International organisations and the future of work: How new technologies and inequality shaped the narratives in 2019

Publication Type:

Miscellaneous

Source:

Journal of Industrial Relations, Volume 62, Number 3, p.477–507 (2020)

Keywords:

future of work, Inequality, International Labour Organization, international organisations, labour income share, new technologies

Abstract:

In a critical review of seven prominent flagship reports from five international organisations – the International Labour Organization (ILO), Organisation for Economic Co-operation and Development (OECD), United Nations Industrial Development Organization (UNIDO), United Nations Development Programme (UNDP) and World Bank – this article explores how the policy narratives set out during 2019 and early 2020 have characterised the major future of work challenges associated with new technologies and inequality.
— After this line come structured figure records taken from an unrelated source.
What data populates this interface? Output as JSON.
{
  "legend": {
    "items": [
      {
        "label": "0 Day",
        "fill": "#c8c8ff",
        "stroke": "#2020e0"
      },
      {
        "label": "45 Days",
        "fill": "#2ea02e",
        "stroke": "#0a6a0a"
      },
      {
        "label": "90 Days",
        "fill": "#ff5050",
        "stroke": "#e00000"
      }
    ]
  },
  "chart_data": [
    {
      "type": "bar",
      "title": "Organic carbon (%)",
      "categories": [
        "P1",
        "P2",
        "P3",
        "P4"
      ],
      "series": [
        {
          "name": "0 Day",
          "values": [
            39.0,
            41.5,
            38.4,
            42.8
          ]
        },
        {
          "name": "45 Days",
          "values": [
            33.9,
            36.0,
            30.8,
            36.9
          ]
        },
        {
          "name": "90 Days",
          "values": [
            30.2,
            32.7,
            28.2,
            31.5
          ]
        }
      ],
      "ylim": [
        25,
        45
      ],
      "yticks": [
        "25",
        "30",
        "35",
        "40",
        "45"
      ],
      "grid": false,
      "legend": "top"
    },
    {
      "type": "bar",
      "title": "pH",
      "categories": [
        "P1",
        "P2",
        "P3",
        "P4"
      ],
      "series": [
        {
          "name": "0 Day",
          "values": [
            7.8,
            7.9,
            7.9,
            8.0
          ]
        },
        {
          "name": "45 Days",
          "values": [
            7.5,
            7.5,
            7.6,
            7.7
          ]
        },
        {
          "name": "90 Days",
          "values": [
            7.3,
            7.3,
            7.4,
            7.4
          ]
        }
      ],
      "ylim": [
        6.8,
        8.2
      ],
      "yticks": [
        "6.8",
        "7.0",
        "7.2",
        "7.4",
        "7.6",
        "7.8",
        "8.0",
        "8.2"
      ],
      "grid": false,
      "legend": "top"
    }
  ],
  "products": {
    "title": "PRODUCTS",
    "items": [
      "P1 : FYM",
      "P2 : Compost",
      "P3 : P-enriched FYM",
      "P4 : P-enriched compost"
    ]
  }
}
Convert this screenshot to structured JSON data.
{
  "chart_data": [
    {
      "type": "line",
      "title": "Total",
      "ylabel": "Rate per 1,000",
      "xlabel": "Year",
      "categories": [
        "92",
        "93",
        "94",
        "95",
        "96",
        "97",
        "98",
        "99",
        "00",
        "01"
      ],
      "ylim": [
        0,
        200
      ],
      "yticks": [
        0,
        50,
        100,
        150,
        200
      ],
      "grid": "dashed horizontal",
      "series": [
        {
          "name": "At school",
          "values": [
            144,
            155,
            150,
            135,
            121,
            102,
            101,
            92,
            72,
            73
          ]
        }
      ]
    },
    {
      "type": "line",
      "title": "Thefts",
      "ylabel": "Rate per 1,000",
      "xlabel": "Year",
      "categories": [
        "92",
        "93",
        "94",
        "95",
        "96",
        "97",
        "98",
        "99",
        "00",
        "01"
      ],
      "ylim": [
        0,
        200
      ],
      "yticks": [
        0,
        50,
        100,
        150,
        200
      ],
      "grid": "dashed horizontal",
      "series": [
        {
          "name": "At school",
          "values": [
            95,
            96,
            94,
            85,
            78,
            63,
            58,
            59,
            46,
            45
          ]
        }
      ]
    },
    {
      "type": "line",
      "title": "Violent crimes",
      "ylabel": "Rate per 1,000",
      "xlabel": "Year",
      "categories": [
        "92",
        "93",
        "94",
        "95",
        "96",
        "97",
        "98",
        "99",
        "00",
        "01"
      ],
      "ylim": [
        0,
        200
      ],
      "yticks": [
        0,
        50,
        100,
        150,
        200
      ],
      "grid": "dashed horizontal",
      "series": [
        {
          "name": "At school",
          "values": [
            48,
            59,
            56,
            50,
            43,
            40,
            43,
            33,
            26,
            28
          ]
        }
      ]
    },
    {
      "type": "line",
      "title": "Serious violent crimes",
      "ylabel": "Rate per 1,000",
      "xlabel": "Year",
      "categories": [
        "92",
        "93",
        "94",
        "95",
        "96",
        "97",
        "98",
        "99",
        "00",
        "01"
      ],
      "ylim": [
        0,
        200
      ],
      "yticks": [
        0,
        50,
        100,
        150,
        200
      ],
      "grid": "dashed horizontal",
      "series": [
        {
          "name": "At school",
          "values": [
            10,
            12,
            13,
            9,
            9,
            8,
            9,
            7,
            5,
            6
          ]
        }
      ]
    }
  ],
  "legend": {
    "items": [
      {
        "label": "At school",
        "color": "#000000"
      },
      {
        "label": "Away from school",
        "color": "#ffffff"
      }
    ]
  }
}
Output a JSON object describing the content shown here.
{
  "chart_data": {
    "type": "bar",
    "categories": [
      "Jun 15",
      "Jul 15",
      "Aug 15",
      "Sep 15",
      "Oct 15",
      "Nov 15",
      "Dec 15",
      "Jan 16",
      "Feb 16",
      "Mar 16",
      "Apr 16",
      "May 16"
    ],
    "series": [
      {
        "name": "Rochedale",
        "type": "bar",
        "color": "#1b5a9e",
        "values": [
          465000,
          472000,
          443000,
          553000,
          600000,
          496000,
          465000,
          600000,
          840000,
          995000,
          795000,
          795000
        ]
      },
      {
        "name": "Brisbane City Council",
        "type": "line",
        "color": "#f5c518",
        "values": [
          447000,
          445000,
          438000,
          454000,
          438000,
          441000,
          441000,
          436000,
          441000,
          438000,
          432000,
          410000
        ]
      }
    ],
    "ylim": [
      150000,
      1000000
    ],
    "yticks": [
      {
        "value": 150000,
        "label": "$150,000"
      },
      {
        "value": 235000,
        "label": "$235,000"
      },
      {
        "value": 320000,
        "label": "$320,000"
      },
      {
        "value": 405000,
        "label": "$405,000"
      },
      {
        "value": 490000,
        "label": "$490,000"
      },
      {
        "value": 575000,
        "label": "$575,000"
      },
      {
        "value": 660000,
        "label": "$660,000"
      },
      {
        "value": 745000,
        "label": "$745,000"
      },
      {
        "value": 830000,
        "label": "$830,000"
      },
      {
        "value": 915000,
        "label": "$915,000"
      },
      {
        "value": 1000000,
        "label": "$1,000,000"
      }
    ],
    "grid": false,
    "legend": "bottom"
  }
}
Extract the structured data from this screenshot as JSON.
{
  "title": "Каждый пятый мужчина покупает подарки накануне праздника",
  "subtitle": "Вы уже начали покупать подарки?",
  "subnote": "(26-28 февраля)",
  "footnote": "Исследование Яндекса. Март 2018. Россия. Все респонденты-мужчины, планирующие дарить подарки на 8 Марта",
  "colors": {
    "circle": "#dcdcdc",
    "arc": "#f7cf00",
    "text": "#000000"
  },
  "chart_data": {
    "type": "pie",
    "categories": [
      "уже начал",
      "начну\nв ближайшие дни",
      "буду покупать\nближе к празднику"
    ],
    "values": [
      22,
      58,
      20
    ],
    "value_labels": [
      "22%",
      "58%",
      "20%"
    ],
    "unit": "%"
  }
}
It identifies some similarities in viewpoints, including about the unevenness of job changes caused by new technologies and about the declining labour income share, a key measure of inequality. However, there are major points of differentiation. The ILO, OECD and UNDP express serious concerns about the interaction between new technologies and growing inequalities, on the one hand, and a rise in precarious work, concentration of corporate power and erosion of labour bargaining power on the other. Also, UNIDO emphasises the inequalities in technological capacities between developed and developing countries, which make it difficult for markets to distribute the gains from growth evenly. While the World Bank makes some concessions, it remains less open to real-world heterodox evidence about how labour markets function in society. The World Bank aside, there is a growing consensus that labour institutions around the world need to be reinvigorated in order to respond to the challenges facing the future of work.